When the Obama Administration simply refused to enforce laws it didn’t like, or were politically inconvenient, some Republicans pointedly asked what the reaction would be if a future Republican President were to simply announce e.g., that he was “suspending” capital gains taxes. In light of where we are today, it was a prescient question. After all, for blatantly political purposes a nominally Republican President has pardoned an unrepentant convicted criminal who flagrantly and deliberately violated Constitutional rights that he had sworn to protect.


In pardoning Arpaio the way he did, Trump violated his oath to “…preserve, protect and defend the Constitution of the United States”. That oath requires that the President “…take care that the laws be faithfully executed”. But to the contrary, President Trump rewarded a law enforcement officer and political ally who willfully ignored a court order to cease and desist violating the law. Not only does that signal a willingness to tolerate, if not celebrate, lawlessness by government officials, it further undermines law enforcement by sending a signal to Trump allies that they will be taken care of if they are under investigation.


There is a reasonably good case to be made that these actions cross the threshold into political “High Crimes and Misdemeanors” referenced in Article II, Section 2, that authorizes the removal of a President from office by impeachment and conviction. But there is a two fold political problem.

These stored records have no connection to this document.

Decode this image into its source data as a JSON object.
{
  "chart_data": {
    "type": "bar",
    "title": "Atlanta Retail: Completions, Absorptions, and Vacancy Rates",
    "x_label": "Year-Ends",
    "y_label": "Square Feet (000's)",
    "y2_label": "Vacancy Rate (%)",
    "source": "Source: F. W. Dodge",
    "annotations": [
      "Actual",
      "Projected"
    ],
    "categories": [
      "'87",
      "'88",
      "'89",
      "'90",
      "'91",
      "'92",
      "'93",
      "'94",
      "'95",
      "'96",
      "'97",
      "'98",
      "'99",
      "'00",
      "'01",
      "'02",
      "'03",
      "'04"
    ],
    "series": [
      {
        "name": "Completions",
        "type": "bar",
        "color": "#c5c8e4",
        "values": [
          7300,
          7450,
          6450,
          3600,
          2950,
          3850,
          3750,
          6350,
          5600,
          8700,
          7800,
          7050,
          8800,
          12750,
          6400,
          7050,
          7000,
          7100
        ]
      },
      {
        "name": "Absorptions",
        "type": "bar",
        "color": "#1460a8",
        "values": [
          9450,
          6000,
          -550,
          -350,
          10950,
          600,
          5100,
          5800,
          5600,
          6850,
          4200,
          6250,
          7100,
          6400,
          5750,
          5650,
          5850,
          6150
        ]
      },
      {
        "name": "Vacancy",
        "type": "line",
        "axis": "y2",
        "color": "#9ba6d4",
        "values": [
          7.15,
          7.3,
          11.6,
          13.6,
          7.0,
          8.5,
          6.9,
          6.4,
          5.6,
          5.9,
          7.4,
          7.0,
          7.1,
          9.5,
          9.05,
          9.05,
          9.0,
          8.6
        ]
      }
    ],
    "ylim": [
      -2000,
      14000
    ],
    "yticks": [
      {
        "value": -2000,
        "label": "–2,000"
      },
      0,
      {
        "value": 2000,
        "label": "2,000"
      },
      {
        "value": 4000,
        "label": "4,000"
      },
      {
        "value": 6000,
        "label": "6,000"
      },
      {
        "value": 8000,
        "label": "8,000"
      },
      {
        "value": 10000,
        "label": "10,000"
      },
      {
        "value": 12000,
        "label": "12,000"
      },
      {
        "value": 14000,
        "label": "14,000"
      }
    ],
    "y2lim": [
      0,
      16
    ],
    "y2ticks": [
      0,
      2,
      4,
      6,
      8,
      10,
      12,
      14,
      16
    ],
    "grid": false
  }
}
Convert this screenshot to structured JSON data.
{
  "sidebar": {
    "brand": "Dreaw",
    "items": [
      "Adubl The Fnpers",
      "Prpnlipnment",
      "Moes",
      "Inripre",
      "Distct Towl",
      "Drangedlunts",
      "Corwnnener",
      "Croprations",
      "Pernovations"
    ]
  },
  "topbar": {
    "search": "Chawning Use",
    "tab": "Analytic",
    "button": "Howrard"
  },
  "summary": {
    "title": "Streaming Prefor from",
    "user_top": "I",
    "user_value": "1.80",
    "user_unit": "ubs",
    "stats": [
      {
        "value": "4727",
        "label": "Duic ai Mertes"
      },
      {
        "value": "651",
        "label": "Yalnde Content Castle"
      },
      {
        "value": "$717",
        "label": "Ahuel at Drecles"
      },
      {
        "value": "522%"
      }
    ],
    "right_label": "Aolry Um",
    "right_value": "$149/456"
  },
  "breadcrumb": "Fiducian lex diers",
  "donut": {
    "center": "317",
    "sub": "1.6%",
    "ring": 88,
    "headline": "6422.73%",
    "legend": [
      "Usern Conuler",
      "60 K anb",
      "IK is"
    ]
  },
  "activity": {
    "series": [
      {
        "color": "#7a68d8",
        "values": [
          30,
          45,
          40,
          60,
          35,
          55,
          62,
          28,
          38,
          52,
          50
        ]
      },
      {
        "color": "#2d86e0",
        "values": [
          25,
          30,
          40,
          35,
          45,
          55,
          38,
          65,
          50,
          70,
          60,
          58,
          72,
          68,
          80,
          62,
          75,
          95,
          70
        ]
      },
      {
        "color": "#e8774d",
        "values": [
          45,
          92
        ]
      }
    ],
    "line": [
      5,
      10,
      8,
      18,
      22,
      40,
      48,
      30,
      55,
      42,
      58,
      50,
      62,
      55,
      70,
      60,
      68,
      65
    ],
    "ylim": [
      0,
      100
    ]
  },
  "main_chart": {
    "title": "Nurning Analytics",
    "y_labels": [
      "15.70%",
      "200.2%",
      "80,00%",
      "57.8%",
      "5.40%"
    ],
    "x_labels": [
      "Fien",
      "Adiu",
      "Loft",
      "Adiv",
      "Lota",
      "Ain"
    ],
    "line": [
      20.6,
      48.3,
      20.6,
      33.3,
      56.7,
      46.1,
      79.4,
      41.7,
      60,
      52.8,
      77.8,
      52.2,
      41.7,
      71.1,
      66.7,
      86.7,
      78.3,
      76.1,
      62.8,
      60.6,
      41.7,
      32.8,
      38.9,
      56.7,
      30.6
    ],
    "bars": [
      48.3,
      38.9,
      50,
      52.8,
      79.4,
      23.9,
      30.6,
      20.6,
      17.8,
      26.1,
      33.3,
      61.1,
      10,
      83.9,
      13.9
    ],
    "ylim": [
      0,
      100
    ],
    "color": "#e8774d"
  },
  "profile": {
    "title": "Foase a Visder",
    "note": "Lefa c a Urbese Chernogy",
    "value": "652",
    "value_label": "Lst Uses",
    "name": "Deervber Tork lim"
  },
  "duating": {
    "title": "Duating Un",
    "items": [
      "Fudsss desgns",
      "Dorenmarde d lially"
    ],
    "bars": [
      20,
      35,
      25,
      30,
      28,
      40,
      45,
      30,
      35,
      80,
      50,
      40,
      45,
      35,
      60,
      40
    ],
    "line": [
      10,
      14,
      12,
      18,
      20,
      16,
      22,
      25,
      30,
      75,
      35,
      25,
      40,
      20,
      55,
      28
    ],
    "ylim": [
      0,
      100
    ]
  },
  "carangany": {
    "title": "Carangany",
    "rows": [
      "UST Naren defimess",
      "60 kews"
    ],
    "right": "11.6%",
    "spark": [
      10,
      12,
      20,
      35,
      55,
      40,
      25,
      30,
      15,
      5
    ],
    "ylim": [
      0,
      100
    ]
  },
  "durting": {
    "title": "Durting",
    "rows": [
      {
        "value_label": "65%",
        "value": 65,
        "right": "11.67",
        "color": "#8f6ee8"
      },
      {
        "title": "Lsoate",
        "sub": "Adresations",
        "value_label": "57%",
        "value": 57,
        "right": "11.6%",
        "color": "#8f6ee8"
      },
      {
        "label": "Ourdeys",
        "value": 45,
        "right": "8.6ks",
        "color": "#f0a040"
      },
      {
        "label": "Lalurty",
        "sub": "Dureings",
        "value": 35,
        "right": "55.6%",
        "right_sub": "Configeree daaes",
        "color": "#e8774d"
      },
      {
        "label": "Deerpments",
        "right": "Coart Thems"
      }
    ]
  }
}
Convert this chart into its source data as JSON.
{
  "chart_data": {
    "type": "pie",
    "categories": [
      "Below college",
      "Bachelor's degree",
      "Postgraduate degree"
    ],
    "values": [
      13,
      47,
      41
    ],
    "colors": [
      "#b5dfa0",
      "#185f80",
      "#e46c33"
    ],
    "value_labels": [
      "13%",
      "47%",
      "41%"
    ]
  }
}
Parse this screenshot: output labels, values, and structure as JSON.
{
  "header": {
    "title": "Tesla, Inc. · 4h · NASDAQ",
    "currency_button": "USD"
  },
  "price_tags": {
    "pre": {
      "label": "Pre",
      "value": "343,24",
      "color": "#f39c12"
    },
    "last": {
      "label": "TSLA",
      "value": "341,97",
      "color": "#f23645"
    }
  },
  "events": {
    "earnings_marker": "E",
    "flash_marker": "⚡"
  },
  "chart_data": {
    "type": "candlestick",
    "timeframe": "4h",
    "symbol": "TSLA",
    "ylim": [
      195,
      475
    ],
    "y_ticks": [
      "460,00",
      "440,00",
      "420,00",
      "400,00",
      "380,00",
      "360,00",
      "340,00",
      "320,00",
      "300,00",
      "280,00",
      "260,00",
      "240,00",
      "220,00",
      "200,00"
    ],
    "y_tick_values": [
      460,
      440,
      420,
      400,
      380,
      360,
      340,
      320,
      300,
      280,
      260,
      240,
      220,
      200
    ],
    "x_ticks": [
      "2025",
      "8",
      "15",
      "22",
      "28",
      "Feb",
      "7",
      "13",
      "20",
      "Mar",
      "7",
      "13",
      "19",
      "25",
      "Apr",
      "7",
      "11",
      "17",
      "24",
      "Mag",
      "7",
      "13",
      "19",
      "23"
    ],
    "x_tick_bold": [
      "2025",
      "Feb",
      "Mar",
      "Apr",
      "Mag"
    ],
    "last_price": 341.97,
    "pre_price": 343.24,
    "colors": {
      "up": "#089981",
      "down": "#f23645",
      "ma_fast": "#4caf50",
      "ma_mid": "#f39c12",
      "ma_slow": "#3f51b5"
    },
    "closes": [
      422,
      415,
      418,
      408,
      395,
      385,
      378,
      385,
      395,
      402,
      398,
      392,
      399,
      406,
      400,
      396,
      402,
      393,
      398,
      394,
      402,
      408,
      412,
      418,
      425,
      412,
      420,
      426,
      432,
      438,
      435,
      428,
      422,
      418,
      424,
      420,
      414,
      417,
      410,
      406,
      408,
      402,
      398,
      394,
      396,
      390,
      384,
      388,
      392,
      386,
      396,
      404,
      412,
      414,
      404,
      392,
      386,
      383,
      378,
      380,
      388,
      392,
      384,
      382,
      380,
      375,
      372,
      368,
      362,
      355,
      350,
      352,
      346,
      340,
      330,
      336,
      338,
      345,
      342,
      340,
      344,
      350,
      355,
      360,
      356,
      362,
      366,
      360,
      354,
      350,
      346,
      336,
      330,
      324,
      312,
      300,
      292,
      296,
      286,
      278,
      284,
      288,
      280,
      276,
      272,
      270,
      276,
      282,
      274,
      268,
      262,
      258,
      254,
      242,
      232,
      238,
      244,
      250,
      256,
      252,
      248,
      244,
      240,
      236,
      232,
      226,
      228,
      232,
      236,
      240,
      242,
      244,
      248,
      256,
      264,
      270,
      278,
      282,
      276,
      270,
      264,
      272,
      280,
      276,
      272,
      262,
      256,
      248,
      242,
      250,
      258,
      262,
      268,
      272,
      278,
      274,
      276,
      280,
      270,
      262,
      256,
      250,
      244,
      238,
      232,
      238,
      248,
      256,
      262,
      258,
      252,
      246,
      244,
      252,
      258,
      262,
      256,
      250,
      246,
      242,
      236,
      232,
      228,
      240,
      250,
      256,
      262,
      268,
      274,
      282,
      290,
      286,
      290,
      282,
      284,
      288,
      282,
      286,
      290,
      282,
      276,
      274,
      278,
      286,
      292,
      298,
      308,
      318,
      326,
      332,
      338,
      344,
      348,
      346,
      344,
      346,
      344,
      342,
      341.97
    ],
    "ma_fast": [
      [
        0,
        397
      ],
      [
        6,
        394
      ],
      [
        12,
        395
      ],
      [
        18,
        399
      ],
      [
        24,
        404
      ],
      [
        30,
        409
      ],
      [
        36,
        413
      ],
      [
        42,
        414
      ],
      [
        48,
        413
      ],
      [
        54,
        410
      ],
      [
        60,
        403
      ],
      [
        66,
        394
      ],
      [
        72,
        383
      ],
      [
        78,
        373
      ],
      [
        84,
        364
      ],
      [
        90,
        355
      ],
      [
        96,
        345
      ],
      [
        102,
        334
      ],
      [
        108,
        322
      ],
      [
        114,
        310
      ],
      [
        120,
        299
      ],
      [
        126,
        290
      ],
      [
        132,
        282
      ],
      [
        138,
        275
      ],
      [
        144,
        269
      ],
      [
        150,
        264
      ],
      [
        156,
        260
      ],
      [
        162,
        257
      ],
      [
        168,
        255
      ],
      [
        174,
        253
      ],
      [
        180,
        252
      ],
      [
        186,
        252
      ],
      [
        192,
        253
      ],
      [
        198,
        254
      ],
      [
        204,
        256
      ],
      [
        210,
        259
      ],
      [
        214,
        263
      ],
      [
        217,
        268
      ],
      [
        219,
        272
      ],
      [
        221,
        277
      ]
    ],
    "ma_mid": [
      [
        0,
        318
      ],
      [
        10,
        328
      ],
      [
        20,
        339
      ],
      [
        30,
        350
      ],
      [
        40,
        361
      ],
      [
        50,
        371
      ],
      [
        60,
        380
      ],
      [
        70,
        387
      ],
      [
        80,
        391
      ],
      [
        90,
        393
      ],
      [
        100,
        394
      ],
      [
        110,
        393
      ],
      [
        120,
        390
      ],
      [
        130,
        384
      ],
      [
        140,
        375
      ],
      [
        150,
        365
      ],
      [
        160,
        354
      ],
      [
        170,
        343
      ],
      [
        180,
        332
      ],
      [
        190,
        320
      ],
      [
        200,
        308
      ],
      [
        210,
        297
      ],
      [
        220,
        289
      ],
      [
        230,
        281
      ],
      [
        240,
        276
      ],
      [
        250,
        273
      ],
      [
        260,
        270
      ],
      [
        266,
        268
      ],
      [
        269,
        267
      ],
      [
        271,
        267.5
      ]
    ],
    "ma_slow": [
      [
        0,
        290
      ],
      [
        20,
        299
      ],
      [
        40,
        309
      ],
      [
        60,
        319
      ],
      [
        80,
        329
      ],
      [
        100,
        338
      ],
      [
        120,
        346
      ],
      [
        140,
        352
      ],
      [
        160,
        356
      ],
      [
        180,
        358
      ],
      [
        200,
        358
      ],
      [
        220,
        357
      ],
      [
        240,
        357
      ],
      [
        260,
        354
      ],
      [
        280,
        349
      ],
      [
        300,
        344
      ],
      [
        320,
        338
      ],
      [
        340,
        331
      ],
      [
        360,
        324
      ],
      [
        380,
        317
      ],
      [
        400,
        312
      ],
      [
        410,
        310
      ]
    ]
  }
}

First, the Republicans are terrified of Trump voters even as he proceeds to destroy their party. Second, the Democrats have no problem with executive over reach, as evidenced by their quiescence during Obama years—they just want to be the ones doing it.

And so we have an entire political establishment that, for its own purposes, is willingly acquiescing in the destruction of the rule of law in the United States. Isn’t bipartisanship terrific?